The remnants of oats found on a grinding tool taken from the Grotta Paglicci in Southern Italy in 1989 is the oldest known example of a multi-step process of grinding raw oats into flour that has been discovered to date. Marta Mariotti Lippi with the Department of Biology at the University of Florence in Italy along with anthropologists from the University of Siena are the first to offer proof that the most ancient of modern humans in Europe used flour made from oats as a part of their diet.
The researchers examine the composition of starch grains found on a grinding tool from the Grotta Paglicci and determined the tool was used to grind wild oats. The surface of the tool was confirmed to have been used for grinding oats into flour by the abrasive lines on the surface of the tool and the positions of the starch grains in the abrasion lines.
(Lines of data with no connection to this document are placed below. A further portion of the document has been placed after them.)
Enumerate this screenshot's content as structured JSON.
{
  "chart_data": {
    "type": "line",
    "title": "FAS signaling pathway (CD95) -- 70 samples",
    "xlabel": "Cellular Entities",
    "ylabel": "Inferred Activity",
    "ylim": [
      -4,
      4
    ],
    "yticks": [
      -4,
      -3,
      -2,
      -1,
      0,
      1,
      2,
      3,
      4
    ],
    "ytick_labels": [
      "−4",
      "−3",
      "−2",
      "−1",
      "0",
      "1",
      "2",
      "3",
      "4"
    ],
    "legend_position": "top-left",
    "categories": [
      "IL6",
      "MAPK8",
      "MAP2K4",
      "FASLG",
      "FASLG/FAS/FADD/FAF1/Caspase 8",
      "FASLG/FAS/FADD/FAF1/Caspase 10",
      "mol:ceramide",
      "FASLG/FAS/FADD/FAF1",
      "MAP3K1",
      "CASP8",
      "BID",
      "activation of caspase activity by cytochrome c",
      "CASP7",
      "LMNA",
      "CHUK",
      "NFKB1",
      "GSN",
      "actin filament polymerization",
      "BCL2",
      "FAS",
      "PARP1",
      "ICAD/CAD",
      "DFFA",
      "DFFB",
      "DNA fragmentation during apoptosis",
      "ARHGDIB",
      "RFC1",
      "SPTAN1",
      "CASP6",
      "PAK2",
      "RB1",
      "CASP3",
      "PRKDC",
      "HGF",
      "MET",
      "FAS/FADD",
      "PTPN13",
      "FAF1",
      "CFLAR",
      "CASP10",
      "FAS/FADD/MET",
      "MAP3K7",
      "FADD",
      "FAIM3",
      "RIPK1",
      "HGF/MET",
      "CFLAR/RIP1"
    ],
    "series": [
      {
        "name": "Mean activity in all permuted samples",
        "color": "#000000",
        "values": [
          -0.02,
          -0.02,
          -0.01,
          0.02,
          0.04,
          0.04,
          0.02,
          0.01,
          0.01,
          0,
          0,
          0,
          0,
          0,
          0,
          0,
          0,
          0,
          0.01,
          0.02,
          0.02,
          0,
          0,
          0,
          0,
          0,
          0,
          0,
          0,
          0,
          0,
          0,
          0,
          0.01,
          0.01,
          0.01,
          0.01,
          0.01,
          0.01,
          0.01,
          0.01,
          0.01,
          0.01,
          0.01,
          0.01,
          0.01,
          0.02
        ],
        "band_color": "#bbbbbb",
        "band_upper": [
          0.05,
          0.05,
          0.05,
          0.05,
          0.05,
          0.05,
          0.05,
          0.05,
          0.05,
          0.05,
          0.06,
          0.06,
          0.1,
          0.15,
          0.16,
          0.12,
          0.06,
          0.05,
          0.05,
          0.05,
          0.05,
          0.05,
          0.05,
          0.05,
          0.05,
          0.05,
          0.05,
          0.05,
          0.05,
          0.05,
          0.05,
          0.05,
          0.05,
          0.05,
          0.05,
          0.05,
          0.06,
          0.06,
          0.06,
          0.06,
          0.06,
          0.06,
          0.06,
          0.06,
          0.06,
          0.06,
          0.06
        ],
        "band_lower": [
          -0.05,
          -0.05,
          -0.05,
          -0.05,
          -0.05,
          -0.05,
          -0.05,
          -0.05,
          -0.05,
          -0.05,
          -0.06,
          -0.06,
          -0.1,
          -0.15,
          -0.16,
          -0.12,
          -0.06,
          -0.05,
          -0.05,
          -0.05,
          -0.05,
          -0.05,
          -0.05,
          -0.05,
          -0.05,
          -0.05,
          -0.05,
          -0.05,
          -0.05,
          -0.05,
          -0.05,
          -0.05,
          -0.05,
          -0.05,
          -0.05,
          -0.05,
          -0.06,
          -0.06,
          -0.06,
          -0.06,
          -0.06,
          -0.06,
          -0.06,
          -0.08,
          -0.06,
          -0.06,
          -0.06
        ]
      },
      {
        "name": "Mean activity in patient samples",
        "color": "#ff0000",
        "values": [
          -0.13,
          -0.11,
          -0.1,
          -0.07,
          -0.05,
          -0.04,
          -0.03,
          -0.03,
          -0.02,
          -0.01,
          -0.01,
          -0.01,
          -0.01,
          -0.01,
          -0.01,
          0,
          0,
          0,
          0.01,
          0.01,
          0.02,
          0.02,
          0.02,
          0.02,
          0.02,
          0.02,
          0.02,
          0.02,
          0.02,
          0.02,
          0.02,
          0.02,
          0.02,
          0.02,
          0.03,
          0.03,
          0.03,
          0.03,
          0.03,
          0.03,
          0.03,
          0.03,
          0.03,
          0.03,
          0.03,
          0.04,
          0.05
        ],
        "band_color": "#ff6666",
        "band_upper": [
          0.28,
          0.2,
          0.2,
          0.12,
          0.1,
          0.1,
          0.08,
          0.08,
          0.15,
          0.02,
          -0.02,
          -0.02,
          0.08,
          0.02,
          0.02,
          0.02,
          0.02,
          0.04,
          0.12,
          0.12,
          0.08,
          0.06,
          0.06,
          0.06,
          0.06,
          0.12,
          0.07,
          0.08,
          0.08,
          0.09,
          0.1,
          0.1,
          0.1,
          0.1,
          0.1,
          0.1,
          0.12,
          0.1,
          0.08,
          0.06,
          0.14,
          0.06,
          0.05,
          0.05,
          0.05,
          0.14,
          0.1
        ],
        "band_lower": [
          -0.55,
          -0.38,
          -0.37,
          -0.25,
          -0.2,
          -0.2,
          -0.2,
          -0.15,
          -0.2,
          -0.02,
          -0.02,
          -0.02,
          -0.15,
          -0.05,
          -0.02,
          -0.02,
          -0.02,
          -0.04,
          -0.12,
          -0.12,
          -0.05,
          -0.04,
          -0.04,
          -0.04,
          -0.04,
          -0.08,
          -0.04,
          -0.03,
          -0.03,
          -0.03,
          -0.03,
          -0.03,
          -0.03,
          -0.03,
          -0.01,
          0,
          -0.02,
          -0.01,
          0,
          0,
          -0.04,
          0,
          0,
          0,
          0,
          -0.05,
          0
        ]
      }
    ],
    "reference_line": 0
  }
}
The tool and the grains of oats are 32,000 years old. The people that used the tool heated the grain before grinding due to the cold temperatures that were common in the area at the time the tool was used.
The discovery shows that the ancient people were grinding grains to make flour much earlier than previously known. The ancient peoples are not thought to have grown the grain as a crop but harvested the naturally occurring oats in the area where they lived. Farming and the growing of grains for food did not occur in Europe for another 20,000 years. The discovery indicates that making flour was not brought to Europe out of Africa because some groups of Europeans already knew how to make flour from grain.